Akçil, Türk milletinin iki hassasiyeti olduğunu belirterek, “Türk Milletinin iki hassasiyeti vardır. Birincisi din, ikincisi eğitimdir. 1960’lı yıllardan itibaren FETÖ ele başı Fethullah Gülen, millet olarak bu hassasiyetlerimizi bildiğinden Türk Milletine iki noktadan girmiştir: Bunların ilki din, ikincisi de eğitimdir. Her aile evladını çok iyi yetiştirmek ister. İyi bir okulda okusun, terbiyeli olsun, vatanına milletine bağlı olsun, iyi bir iş sahibi olsun diye uğraşır. İşte FETÖ, bu hassasiyeti çok iyi kullandı. Önce okullar, dershaneler, akabinde üniversiteler, yurtlar, cemaat evleri… hepsi organize bir sistem içerisinde oluşturulmuş ve üzerinde çok iyi çalışılmıştır” diye konuştu.  Akçil, FETÖ ile mücadelede dershaneler ile ilgili alınan kararın önemli bir nokta olduğunu belirterek, şöyle konuştu:

“Bilindiği üzere FETÖ’nün o dönemki yönetimle olan ilk kavgası dershanelerin kapatılmasıyla başlamıştı. Bir anda hopladılar. Oysa tüm dershaneler kapatılmıştı. Dershane olgusuna son verilecekti. 2012 yılında MİT krizi yaşandı. O dönemki MİT Başkanının iki Cumhuriyet Savcısının talimatıyla sorguya alınmak istenmesi malumdur. Belki de hükümetle FETÖ’nün açığa çıkan ilk kavgası 2012 yılındaki 7 Şubat olayıyla başlamıştır. Belki daha öncede vardı ama görünmüyordu. Açığa çıkan nokta bu olaydı. Hemen akabinde 17-25 Aralık yargı darbesi dediğimiz, hâkim ve savcıların darbe yaptığının örneğini görmekteyiz. Darbeyi yapanlar sadece askerler değildir. 1960 yılında yapılan darbeyi önce yargı mensupları alkışlamış, desteklemişlerdir. Her darbenin meşruiyet sorunu var dedik. 2013 yılında Mısır’da darbe yapıldı. Yüzde 52 oyla seçilen hükümet düşürüldü. İlk yaptıkları, dönemin Anayasa Mahkemesi Başkanı El Mansur’u geçici olarak Devlet Başkanı ilan etmekti. Bu, darbeye meşruiyet sağladı ki Sisi hala iktidardadır. Yargı mensuplarının tutumu öyle önemli ki eğer yapılan darbeye destek veriyorsa darbe toplum nezdinde meşruiyet kazanıyor. Meşruiyet problemini yargı mensuplarının kararlarıyla darbeciler çözmüş oluyor.”

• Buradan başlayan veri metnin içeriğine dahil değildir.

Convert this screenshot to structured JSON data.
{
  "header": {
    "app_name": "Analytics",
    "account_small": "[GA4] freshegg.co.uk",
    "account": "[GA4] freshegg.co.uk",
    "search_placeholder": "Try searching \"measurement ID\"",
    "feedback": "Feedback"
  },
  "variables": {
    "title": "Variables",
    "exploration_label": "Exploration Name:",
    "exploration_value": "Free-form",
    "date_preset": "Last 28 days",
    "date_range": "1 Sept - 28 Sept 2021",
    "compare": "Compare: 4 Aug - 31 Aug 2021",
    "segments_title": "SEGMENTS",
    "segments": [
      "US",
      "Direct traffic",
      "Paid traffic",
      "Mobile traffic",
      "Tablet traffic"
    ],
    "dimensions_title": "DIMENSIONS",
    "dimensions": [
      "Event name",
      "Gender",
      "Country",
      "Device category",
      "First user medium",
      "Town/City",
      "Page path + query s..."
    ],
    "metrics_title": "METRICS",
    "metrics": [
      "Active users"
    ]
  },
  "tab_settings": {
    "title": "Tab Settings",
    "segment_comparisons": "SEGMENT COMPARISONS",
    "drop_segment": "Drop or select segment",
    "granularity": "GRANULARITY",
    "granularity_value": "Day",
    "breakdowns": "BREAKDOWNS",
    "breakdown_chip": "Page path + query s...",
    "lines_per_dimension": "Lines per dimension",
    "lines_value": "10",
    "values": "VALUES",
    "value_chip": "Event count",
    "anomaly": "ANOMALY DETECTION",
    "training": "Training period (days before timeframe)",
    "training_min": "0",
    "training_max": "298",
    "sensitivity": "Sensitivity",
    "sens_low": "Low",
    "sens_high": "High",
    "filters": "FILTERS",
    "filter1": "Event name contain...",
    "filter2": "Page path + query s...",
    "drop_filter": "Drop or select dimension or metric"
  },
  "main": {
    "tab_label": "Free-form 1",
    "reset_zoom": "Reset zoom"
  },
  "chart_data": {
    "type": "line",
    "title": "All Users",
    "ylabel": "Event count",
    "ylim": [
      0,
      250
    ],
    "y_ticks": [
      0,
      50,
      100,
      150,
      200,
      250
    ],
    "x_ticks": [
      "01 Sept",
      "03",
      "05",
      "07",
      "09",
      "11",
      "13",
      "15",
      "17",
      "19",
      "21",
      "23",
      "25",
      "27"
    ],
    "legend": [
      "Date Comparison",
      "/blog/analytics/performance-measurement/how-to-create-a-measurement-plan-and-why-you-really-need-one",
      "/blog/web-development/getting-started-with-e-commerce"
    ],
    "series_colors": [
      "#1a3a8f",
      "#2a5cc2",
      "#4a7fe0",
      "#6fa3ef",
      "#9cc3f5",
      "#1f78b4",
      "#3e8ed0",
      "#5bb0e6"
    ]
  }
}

“Yargı 15 Temmuz’da önemli bir sınav verdi”

15 Temmuz’da Türk yargısının önemli bir sınav verdiğini anlatan Akçil, şunları belirtti:

“15 Temmuz darbe kalkışmasının duyulması, saat 22.00 gibi oluyor. Ama 15 Temmuz 2016 saat 23.00 sıralarında Cumhuriyet Savcılarımız talimatlar vererek darbecilerin suç işledikleri ve tutuklanmaları gerektiği konusunda kolluk güçlerine yazılı emirler vererek, darbe kalkışmasının başarısız olmasındaki en önemli etkenlerden birisini sağlamış oldu. Yani 15 Temmuz darbe kalkışmasında o gece yargı iyi bir sınav verdi.”

Panel, Afyonkarahisar Valisi Doç. Dr. Kübra Güran Yiğitbaşı ve Rengin Gültekin tarafından hazırlanan ve 15 Temmuz’da Fethullahçı Terör Örgütü’nün (FETÖ) darbe girişimine direnen 6 kadın kahramanı anlatan “Kalplerin Direnişi” isimli belgeselin izlenmesi, Afyonkarahisar Vali Yardımcısı Ömer Tekeş tarafından panelistlere ve moderatöre teşekkür belgesi takdimi ve akabinde gerçekleştirilen hatıra fotoğrafı çekimi ile sona erdi.

Panel sonrası Danıştay 10. Daire Başkanı Yılmaz Akçil, Yapımcı Yönetmen Nazif Tunç ve AKÜ Kocatepe Büyük Taarruz Uygulama ve Araştırma Merkezi Müdürü Prof. Dr. Sadık Sarısaman, Rektör Prof. Dr. Mehmet Karakaş’ı makamında ziyaret etti.